The film (I think) is about Abbas Ali (Bachchan) and his sister, Sania (Thottumkal) who are in a legal battle with their cousins to keep living in the house their parents left them before they died. They lose the case however and realise that they are penniless. Their friend persuades Abbas and his sister to come to Ranakpur with him where he will ask his boss, the powerful Prithviraj (Devgan) to give a job to Abbas. One day in the village some stupid kid falls off a wall into a locked temple. In order to save the boy’s life Abbas has to smash off the temple lock. Unfortunately Prithviraj and his entourage turn up at this moment and asks who opened the temple door. Abbas’s friend lies and tells Prithviraj Abbas is called Abhishek Bachchan, as the village would be outraged if they discovered that a Muslim opened the doors to the temple. Prithviraj is impressed and gives him a job. The only problem is that Prithviraj hates liars. He unleashes a whole world of pain on liars. So what follows are a series of mad capped capers to ensure he never finds out the truth. This ultimately leads to Abbas having to invent an identical twin, gay brother with Bachchan having to act out both roles.
Confused? Boy, I really was. For about eighty percent of the film it is hard to follow just what the heck is going on because the powers that be decided that it would be a good idea not to subtitle the songs which seem to provide Hindi audiences with a lot of the important plot points. The other, perhaps bigger problem is that the film is two and a half hours long.
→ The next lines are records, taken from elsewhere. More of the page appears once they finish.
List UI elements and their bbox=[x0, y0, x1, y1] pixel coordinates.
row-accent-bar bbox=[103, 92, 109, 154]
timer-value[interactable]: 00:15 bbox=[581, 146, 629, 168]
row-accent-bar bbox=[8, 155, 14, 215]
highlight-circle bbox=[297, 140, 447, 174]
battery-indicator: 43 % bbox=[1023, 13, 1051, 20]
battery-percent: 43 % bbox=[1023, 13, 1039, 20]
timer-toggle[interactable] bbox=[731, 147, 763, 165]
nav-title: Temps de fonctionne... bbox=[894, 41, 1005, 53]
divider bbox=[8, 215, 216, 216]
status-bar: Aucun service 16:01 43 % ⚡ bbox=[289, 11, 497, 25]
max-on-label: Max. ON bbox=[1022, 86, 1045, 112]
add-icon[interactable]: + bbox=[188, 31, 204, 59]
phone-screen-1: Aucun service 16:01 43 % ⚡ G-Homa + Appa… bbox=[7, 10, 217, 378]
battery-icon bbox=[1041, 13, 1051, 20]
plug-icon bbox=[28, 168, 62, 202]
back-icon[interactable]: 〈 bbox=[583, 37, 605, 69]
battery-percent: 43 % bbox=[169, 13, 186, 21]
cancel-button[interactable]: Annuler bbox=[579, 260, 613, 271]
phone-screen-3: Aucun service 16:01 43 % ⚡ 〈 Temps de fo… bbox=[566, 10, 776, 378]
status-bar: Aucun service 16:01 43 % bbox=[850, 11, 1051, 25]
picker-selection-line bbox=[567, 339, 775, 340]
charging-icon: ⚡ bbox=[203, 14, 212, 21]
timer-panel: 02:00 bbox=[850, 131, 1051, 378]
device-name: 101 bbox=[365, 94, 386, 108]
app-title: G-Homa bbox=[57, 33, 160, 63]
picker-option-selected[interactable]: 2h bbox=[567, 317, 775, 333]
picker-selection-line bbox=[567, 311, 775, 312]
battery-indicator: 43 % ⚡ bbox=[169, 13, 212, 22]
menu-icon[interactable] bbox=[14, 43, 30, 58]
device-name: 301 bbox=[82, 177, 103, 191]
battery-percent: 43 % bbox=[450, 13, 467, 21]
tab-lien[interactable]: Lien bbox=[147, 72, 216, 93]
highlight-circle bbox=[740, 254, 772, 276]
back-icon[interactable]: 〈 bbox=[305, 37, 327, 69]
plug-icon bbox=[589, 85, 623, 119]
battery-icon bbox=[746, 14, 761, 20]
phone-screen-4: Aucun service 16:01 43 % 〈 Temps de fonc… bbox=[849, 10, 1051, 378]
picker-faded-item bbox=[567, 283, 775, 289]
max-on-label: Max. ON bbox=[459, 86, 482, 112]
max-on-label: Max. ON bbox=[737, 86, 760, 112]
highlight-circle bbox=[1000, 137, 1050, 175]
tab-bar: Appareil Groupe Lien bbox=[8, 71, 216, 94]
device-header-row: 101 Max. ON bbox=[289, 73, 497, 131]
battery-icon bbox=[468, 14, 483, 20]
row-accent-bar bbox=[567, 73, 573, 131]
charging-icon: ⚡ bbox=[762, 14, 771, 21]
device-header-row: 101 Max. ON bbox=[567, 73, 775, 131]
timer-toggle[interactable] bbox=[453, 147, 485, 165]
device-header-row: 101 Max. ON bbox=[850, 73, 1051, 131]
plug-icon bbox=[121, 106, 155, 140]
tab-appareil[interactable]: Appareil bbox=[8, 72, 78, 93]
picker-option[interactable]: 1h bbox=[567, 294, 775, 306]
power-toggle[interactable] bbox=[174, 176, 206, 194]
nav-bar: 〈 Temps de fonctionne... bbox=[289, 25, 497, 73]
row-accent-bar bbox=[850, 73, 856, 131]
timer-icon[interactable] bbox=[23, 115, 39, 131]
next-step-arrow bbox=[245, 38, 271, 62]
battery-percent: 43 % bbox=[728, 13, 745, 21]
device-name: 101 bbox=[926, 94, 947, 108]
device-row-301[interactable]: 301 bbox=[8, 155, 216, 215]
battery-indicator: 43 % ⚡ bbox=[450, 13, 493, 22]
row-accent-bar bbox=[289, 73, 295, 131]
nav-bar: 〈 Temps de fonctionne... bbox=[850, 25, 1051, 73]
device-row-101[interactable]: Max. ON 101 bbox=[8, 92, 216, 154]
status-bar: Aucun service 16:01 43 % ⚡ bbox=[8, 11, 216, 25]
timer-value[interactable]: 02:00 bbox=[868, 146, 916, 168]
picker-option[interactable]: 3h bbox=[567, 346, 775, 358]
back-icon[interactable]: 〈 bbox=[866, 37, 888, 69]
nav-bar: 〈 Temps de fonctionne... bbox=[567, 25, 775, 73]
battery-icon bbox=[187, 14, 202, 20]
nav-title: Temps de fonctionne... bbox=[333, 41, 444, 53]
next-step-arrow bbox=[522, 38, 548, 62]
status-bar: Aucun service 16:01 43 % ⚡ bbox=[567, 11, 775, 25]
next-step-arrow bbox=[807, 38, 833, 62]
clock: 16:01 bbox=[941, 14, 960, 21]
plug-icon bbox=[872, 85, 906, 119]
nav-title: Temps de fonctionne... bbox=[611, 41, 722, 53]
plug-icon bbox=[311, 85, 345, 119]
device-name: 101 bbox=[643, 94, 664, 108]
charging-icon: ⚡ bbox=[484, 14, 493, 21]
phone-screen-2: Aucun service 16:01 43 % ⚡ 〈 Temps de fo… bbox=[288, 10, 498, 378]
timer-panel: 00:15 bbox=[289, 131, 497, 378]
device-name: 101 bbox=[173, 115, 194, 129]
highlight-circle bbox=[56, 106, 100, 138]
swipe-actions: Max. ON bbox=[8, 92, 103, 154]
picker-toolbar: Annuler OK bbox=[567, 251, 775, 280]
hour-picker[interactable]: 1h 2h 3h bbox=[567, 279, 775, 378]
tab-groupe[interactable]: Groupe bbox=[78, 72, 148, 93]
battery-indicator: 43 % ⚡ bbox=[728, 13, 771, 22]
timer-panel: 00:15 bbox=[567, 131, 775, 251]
At the beginning, the film zips along so fast you are in danger of having an epileptic fit and then decides to add in a million side plots, involving evil cousins, nuclear power plant plans and many Matrix esque fight scenes all of which have no importance whatsoever but are vaguely amusing. The film essentially is a parody of all other Bollywood action films, with overused dramatic music motifs to highlight “important” moments that at first starts out as quite funny but soon becomes insanely irritating.
The greatest thing about the film is the wonderful, all mighty Prithviraj who is perhaps the biggest bad ass that cinema has ever seen. He kicks baddies so hard out of his way that they fly through the air with the greatest of ease and at one point even manages to take out four people with a ladder in order to save his sister Radhika’s life. Go, you mustachioed burly dude! He is the Mrs Malaprop of his time and believes that he is the best at speaking English in the village, coming out with lines like “hard work is the keyhole of saxophone” which are vaguely amusing moments. The fact that half of the Hindi is interspersed with English kind of ruins the joke that he is really bad at speaking it, but heigh-ho. I went with it.
Then all of a sudden…there is an intermission!! What the fuck? What do they think they are? Gone with the Wind? This really was a shocker. The whole film really only needed to be ninety minutes long at most, but they manage to drag it out for what seems like forever destroying any dramatic tension and all of the humour. There are a few good fight scenes, not NEARLY enough dance sequences and some strange moments where I had no idea if one character was Prithviraj’s reincarnated sister or lover…
I really was looking forward to seeing this film but sadly, as Prithviraj would say, it really just was “not my cup of lassi”.